Predictions from 1923: Blackened teeth, four-hour work days: How people imagined the year 2023 100 years ago

What will 2023 look like? I'm sure many people asked themselves that at the turn of the year.

Predictions from 1923: Blackened teeth, four-hour work days: How people imagined the year 2023 100 years ago

What will 2023 look like? I'm sure many people asked themselves that at the turn of the year. But even a hundred years ago, scientists and sociologists were already thinking about how people will probably live in 2023. Paul Fairie, senior research associate at the University of Calgary in Canada, has searched hundred-year-old newspapers and magazines for their forecasts and discovered some rather curious but also surprisingly realistic forecasts.

Fairie published his finds on Twitter. These include different predictions of life expectancy, population growth forecasts, trends in personal hygiene, but also advances in travel or healthcare, as well as thoughts on the future of communication. Here you are:

"I thought it might be fun to look at what people thought about 2023, but 100 years ago," Fairie told National Public Radio of his research. "Browsing through archives is a fun hobby - it's incredibly relaxing to read about what people were thinking decades ago."

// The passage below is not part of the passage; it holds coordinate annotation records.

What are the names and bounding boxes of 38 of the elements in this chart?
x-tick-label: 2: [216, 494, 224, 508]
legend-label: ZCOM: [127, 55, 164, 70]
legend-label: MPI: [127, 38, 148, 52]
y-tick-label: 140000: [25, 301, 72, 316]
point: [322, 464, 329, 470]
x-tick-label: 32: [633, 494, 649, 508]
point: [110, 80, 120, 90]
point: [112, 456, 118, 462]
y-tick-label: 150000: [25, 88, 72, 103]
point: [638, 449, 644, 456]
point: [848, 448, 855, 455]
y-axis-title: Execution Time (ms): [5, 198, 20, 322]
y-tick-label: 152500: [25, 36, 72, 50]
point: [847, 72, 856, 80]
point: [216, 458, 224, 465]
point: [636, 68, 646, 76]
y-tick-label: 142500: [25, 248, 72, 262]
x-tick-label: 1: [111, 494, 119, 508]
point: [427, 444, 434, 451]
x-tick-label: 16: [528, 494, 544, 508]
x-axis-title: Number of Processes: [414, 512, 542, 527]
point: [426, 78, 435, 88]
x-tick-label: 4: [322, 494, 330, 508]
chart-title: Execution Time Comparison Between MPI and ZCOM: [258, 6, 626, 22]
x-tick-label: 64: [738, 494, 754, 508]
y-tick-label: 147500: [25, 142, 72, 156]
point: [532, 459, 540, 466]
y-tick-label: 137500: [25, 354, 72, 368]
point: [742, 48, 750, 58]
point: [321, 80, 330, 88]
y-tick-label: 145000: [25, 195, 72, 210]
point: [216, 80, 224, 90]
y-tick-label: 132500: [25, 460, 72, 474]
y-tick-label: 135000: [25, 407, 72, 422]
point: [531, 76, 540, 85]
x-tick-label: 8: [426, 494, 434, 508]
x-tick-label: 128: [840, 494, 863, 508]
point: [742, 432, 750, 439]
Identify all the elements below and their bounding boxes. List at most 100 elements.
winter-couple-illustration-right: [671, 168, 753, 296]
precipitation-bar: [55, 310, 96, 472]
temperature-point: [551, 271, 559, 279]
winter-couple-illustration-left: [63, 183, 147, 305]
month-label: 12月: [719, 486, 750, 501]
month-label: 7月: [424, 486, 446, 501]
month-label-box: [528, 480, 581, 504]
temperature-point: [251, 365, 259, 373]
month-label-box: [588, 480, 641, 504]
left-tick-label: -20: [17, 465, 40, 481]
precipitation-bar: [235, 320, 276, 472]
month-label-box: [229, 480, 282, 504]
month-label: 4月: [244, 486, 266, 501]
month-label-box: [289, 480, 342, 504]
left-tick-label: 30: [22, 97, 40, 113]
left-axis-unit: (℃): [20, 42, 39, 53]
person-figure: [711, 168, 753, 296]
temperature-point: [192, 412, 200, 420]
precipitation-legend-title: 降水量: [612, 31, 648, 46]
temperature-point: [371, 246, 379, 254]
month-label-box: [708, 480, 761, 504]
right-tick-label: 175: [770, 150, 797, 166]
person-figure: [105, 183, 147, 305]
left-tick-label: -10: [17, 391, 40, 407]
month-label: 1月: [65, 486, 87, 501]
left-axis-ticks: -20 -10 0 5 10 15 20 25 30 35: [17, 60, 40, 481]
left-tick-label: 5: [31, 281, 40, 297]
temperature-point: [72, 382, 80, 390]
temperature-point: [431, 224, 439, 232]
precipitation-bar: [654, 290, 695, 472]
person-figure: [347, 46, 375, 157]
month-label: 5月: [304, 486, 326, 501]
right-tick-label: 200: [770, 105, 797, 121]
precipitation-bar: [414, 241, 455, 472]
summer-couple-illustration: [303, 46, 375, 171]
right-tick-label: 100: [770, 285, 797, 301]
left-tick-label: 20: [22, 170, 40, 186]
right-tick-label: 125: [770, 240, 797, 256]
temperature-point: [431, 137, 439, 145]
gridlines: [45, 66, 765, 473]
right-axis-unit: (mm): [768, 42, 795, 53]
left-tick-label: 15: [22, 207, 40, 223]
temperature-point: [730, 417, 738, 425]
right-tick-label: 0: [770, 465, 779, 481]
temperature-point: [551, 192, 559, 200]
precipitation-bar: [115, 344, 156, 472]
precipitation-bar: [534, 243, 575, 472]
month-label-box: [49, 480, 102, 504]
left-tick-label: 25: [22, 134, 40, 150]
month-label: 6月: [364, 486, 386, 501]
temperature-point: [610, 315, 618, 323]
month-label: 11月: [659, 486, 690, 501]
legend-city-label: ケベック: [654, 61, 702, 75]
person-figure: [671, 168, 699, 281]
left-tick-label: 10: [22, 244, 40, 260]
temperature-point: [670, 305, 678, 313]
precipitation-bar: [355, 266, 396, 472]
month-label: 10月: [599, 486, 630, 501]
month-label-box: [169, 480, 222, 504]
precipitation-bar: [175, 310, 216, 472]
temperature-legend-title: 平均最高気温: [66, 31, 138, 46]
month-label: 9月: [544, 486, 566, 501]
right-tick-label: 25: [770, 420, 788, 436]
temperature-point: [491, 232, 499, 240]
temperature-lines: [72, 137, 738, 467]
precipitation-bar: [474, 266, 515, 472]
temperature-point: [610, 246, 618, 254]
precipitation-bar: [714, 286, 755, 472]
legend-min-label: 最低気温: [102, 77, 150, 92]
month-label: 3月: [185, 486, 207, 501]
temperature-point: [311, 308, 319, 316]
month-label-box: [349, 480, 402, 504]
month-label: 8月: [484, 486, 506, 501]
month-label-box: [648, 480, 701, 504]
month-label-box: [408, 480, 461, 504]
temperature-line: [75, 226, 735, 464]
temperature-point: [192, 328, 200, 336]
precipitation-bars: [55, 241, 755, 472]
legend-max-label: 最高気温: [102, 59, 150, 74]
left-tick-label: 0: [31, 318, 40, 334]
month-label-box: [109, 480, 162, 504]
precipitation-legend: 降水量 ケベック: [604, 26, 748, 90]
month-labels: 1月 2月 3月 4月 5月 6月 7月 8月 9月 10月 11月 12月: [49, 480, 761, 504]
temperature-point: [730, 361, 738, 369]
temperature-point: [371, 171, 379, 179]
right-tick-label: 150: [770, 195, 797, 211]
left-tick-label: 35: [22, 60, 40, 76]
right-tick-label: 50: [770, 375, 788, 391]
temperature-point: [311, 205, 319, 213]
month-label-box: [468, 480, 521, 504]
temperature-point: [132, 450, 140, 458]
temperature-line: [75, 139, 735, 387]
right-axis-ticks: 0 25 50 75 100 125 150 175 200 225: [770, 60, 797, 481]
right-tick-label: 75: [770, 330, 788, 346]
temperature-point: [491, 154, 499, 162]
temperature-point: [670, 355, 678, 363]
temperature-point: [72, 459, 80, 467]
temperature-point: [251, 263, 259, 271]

Many of the predictions are about things that worried people then and are still a source of concern for some today, the researcher explained. For example, the prediction that men will curl up seems to stem from a "general concern about anything challenging gender norms," ​​while predicting a four-hour workday appears to be part of a larger discussion about the benefits of automation .

Given the mix of very daring predictions of the future, like communication through telepathy, and very real ones, like the watch-sized cellular phone, his most important lesson, Fairie says, "is that one should be humble about the certainty of predictions going a hundred years concerns". "If there's one thing I've learned from this compilation, it's that I have absolutely no idea what it will be like a century from now."